1. ## calc 2 binomial series

1)Find radius of convergence if i have g(x) = x^(1/4). with x centered at x=16.
2) im suppose to graph T2(x) and x^1/4 to observe something... but what does this mean?
3)And then i must use T2(x) to approximate (20)^1/4 . --> I would just plug in x=20 for x right?
The problem also helps us and tells us that x = 16 + (x-16) ...( But would this still be centered at 16)?

if i took x= 16+(x-16) then

then g(x) = summation of n=0 to infinity of (1/4 choose n) *((x-16)/16))^n as my binomial series. The radius of convergence would be abs((x-16)/16) < 1 --> so R= 1.
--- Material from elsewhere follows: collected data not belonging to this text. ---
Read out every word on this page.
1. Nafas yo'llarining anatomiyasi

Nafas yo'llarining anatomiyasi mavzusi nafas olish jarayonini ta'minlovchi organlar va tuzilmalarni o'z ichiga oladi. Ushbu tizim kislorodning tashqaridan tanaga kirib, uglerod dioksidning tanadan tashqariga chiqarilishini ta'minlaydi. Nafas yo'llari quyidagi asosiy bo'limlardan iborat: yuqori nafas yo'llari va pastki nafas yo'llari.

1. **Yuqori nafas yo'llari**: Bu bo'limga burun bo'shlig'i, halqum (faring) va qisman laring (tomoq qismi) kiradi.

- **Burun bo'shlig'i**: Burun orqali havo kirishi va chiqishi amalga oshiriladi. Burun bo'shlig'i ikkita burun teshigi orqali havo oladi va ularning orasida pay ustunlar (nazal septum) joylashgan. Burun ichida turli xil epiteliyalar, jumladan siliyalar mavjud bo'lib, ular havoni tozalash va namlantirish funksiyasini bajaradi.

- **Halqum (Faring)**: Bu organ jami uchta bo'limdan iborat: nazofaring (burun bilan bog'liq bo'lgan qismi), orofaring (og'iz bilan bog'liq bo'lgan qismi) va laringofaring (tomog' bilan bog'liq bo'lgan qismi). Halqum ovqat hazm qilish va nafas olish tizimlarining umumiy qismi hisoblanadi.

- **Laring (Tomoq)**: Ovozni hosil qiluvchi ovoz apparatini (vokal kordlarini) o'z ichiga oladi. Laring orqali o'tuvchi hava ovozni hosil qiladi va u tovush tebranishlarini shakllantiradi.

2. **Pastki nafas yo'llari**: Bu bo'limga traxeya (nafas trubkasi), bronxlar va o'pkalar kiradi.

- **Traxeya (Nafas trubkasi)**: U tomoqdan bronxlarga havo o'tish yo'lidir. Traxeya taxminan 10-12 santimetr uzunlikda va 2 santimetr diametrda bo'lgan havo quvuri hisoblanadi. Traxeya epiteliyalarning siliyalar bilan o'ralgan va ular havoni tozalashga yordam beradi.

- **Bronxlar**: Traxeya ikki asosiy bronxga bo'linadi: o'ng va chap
I was wondering if i did something wrong?

2. ## Re: calc 2 binomial series

What is T2(x)?

-Dan

3. ## Re: calc 2 binomial series

that is the second degree polynomial series

4. ## Re: calc 2 binomial series

$\displaystyle \left| \frac{x-16}{16} \right| = \left| \frac{x}{16}-1\right| < 1$

So, you have $0 < x < 32$. This gives a radius of convergence of 16. You forgot to factor out the $16^\tfrac{1}{4}$

$\displaystyle g(x) = 2\sum_{n=0}^\infty \dbinom{\tfrac{1}{4}}{n}\left( \dfrac{x-16}{16} \right)^n$

$\displaystyle T_2(x) = 2\left(1+\dfrac{x-16}{64} - \dfrac{3(x-16)^2}{4096} \right)$

So, if you are using that to estimate when $x=20$, that would be:

$\displaystyle T_2(20) = 2\left(1+\dfrac{1}{16} -\dfrac{3}{64} \right) = 2+\dfrac{1}{32} = \dfrac{65}{32}$

5. ## Re: calc 2 binomial series

i got -3/8192 instead of 3/4096? 16^2 * 16*2 = 8192

6. ## Re: calc 2 binomial series

isnt binomial series = 1 + k(x-c) + k(k-1)(x-c)^2/2! + .....

And, if i were to find the error bound for 65/32, i would use f^3(z) * (20-16)^3 / (3!) where f^3(z) = f^3(16) = 21/64 * (1/x^(11/4)) --> which is the 3rd derivative of x^1/4?